A Mineração Rio do Norte (MRN) completa, em 2025, 46 anos de atividades, celebrando sua posição como uma das maiores produtoras de bauxita do País e uma das referências em mineração sustentável na Amazônia. Ao longo da sua trajetória, a empresa vem conduzindo um processo de transição energética e investindo em iniciativas voltadas à descarbonização, à conservação da biodiversidade e ao desenvolvimento das comunidades locais.
Com 12,8 milhões de t de bauxita produzidas em 2024, a companhia abastece três continentes – América, Europa e Ásia – e destina 64% de sua produção ao mercado interno, contribuindo para a cadeia do alumínio, que representa 6,4% do PIB nacional, segundo dados do Anuário Estatístico da Associação Brasileira do Alumínio (ABAL). Só no ano passado, a MRN também disponibilizou R$ 34 milhões aos municípios em que atua e movimentou a economia do Oeste do Pará com R$ 717,2 milhões em compras e R$ 62 milhões em serviços contratados de fornecedores locais, sem contar os R$ 42,2 milhões aplicados em iniciativas socioambientais. A empresa dispõe de mais de 6 mil empregados diretos e indiretos, dos quais 85% são paraenses.
Entre as iniciativas da empresa que merecem destaque, encontra-se o Projeto Linha de Transmissão.

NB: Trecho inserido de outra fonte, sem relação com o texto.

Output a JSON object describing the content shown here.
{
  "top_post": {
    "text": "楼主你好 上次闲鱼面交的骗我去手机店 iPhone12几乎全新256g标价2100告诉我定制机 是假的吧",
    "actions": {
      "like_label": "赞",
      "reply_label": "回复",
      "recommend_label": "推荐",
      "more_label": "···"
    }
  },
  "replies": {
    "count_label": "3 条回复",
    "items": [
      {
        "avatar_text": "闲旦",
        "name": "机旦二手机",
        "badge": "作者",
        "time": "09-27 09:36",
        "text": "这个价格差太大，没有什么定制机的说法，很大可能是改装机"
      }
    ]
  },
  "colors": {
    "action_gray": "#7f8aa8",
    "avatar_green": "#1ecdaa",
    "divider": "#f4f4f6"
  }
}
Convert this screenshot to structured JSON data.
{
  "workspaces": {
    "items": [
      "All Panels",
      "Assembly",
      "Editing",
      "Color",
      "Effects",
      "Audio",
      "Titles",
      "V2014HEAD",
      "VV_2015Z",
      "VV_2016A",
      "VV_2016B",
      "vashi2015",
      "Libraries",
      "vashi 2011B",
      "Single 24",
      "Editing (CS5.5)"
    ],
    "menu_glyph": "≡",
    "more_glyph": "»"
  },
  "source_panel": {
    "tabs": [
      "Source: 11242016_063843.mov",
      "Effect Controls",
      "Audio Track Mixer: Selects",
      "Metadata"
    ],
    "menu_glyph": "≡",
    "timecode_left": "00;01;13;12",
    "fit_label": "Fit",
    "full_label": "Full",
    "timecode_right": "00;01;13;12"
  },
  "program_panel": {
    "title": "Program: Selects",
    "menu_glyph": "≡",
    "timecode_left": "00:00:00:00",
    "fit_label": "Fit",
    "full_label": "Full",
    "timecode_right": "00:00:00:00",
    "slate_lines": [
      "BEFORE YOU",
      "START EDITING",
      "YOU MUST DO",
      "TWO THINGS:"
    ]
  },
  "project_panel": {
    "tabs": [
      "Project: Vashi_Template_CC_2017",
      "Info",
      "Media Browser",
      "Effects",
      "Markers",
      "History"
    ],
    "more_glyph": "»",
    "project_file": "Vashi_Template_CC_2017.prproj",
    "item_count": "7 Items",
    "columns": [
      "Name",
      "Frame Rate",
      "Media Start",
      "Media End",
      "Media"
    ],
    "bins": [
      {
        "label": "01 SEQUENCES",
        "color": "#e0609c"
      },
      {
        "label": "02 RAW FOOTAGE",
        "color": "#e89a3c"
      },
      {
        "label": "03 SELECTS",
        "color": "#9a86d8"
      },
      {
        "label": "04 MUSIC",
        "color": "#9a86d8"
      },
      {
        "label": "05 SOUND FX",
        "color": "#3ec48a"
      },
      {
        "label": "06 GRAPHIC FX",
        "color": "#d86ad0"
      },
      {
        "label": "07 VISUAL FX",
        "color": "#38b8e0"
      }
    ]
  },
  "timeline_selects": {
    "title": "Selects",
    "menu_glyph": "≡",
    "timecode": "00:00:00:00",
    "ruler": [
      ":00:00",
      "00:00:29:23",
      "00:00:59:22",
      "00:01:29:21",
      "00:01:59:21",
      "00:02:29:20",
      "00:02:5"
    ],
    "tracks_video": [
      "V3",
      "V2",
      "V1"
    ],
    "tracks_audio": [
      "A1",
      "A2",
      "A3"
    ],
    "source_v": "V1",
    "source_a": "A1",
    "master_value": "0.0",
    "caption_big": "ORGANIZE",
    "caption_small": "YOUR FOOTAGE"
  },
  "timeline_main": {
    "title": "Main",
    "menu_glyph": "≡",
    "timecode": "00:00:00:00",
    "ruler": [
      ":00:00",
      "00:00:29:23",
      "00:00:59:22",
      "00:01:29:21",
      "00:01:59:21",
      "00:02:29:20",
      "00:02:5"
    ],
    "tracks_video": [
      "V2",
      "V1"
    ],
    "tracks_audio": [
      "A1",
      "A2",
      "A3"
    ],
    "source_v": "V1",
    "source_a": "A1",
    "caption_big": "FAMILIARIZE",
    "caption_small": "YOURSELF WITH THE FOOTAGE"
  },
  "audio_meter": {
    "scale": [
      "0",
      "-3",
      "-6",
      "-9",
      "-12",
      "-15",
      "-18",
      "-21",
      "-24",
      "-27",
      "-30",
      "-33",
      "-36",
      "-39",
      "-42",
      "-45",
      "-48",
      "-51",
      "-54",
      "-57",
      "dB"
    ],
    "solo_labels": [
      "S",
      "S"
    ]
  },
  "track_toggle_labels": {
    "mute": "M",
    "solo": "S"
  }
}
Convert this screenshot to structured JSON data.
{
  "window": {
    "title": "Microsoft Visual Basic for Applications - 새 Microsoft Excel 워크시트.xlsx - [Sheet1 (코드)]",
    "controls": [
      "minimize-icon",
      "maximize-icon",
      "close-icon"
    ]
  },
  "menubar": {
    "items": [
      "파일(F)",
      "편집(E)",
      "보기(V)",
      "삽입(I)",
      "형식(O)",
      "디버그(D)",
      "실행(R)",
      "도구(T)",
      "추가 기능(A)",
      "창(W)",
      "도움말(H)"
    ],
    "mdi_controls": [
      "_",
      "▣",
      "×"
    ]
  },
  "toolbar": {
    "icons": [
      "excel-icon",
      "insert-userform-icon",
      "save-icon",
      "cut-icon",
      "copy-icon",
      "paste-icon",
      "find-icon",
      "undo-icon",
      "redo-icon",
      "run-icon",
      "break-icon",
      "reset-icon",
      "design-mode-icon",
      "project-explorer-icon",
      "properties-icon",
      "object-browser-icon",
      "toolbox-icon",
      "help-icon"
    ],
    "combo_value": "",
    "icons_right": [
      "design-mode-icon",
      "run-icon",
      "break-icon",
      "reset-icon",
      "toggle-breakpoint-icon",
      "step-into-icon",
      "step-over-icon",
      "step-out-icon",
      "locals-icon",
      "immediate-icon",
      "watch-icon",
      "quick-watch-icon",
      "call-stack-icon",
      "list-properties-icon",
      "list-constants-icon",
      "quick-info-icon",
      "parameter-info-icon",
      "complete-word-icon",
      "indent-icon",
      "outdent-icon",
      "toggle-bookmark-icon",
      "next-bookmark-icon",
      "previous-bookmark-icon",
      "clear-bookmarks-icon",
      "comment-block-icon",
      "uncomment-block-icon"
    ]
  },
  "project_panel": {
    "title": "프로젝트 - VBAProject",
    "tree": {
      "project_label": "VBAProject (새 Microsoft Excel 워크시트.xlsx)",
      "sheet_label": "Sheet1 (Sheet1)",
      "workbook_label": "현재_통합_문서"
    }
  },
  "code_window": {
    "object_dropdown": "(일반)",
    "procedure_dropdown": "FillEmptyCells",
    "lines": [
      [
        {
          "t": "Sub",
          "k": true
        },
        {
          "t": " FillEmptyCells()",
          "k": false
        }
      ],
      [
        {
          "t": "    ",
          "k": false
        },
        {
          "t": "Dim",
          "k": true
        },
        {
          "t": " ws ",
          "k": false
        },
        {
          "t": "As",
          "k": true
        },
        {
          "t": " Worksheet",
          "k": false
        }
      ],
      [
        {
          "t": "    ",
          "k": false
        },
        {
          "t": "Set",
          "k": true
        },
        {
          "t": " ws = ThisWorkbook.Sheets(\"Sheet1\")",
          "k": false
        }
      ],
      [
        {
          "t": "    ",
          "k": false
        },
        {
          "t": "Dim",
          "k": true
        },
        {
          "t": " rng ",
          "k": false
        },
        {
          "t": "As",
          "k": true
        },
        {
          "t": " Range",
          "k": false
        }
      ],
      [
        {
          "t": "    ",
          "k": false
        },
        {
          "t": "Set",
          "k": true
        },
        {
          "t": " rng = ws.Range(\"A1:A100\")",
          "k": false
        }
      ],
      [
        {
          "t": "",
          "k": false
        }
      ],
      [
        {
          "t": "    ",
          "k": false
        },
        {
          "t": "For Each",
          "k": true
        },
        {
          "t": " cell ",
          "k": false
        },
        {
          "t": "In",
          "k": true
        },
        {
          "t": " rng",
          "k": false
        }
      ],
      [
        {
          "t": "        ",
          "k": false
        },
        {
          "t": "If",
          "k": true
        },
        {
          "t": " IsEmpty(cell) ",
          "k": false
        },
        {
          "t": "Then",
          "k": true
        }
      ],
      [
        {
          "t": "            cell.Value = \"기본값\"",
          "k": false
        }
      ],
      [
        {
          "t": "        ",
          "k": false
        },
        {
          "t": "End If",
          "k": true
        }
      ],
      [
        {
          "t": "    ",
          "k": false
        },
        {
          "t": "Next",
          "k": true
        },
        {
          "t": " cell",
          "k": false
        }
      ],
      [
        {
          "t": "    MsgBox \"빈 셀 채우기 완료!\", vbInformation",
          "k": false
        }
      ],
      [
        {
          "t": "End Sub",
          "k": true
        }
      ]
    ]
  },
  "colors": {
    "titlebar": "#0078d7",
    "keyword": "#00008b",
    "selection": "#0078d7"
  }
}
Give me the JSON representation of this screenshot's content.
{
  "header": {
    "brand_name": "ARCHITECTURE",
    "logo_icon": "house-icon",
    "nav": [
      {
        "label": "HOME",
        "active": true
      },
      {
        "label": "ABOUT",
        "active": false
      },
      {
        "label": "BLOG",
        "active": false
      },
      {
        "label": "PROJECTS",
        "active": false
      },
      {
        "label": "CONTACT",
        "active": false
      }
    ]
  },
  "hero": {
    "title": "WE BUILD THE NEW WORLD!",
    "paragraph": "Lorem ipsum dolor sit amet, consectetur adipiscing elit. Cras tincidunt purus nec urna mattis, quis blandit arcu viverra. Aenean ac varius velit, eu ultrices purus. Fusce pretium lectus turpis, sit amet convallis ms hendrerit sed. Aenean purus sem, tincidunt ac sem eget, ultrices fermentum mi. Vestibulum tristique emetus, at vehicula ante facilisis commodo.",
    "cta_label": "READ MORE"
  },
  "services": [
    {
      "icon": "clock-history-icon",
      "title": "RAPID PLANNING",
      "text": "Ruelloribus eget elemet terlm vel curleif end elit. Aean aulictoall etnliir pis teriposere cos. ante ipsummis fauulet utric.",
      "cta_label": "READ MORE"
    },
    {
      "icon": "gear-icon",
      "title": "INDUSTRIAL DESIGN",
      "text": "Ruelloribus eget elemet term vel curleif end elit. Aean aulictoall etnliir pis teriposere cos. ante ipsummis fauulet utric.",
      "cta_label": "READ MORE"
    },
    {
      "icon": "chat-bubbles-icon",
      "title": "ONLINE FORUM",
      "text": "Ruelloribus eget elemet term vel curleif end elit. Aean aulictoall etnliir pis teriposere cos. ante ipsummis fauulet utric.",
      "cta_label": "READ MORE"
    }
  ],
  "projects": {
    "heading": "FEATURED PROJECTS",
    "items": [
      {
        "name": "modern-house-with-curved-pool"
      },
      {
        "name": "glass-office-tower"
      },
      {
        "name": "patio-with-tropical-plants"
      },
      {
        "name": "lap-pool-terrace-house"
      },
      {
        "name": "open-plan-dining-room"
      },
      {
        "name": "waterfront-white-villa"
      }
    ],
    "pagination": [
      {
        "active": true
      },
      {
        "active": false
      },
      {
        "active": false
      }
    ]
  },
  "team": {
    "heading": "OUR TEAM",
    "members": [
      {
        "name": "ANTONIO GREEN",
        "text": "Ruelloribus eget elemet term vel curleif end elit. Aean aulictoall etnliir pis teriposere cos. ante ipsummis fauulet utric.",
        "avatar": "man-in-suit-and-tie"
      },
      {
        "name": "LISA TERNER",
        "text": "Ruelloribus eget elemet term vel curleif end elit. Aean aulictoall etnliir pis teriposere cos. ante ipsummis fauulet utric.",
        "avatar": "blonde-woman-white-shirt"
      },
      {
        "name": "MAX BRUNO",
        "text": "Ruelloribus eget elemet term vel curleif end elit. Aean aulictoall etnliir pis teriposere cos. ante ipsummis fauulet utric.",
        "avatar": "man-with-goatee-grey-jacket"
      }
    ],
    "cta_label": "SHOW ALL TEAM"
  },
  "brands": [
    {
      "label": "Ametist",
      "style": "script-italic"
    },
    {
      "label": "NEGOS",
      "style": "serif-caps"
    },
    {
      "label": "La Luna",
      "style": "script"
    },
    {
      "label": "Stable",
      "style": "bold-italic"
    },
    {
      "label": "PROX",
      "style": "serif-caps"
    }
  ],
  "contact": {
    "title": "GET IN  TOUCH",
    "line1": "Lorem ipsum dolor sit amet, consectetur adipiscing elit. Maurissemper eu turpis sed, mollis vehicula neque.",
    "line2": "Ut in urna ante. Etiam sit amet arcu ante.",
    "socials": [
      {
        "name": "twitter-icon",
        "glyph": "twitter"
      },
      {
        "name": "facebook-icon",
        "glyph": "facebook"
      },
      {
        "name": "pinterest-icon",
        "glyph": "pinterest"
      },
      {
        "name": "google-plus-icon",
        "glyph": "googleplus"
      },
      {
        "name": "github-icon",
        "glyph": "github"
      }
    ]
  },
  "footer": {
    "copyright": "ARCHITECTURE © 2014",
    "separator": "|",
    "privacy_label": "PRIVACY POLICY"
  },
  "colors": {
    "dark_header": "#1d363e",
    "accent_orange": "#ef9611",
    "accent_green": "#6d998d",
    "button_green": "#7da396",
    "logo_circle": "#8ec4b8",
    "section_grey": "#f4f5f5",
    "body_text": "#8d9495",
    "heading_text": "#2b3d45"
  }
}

Em andamento, ele criará 98 km de extensão para conectar a operação da empresa ao Sistema Interligado Nacional, reduzindo em cerca de 25% suas emissões totais de CO₂. Outro avanço é o Projeto Novas Minas, que garantirá a continuidade das operações da MRN por mais quinze anos, com licenciamento prévio obtido após consultas a comunidades quilombolas e análises ambientais.
A MRN ainda se destaca por seu programa de reflorestamento, que já recuperou 7,8 mil ha na Amazônia. Em 2024, foram plantadas 576 mil mudas e restaurados quase 380 ha, o que representa um crescimento de 45% no número de mudas e de 19% na área restaurada em relação a 2023. O Projeto Rede de Coletores de Sementes também é significativo, pois uniu a empresa a comunidades quilombolas e ribeirinhas para a restauração ecológica de áreas mineradas.
Outro marco é a recuperação do Lago Batata, localizado em Porto Trombetas, em Oriximiná, que completa 36 anos de restauração em 2025. A área, impactada com disposição de rejeitos no passado, passou por um amplo programa de recuperação conduzido pela MRN em parceria com universidades, especialistas e comunidades locais. A iniciativa conduziu a plantação de 800 mil mudas de espécies nativas, recuperando 120 ha de igapó. A fauna e a flora típicas do local já se restabeleceram, e a área agora abriga uma rica biodiversidade com flores, frutos, aves e répteis. Além da recuperação ecológica, o programa desenvolve pesquisas científicas pioneiras no Brasil e inclui projetos socioambientais que beneficiam mais de oitenta famílias da região.
“Chegar aos 46 anos com uma atuação responsável e voltada ao futuro é motivo de orgulho para todos nós. Temos direcionado nossos esforços para ampliar a contribuição da MRN às soluções climáticas, fortalecendo uma mineração com mais eficiência energética”, afirma Guido Germani, CEO da MRN.
Considerando que o Brasil sediará a 30ª Conferência das Nações Unidas sobre Mudança do Clima (COP 30) neste ano, Germani menciona a importância estratégica da bauxita para uma transição energética justa. Além disso, ressalta que o mineral é essencial para o desenvolvimento de outros setores produtivos do País, como transporte, construção civil, embalagens e bens de consumo.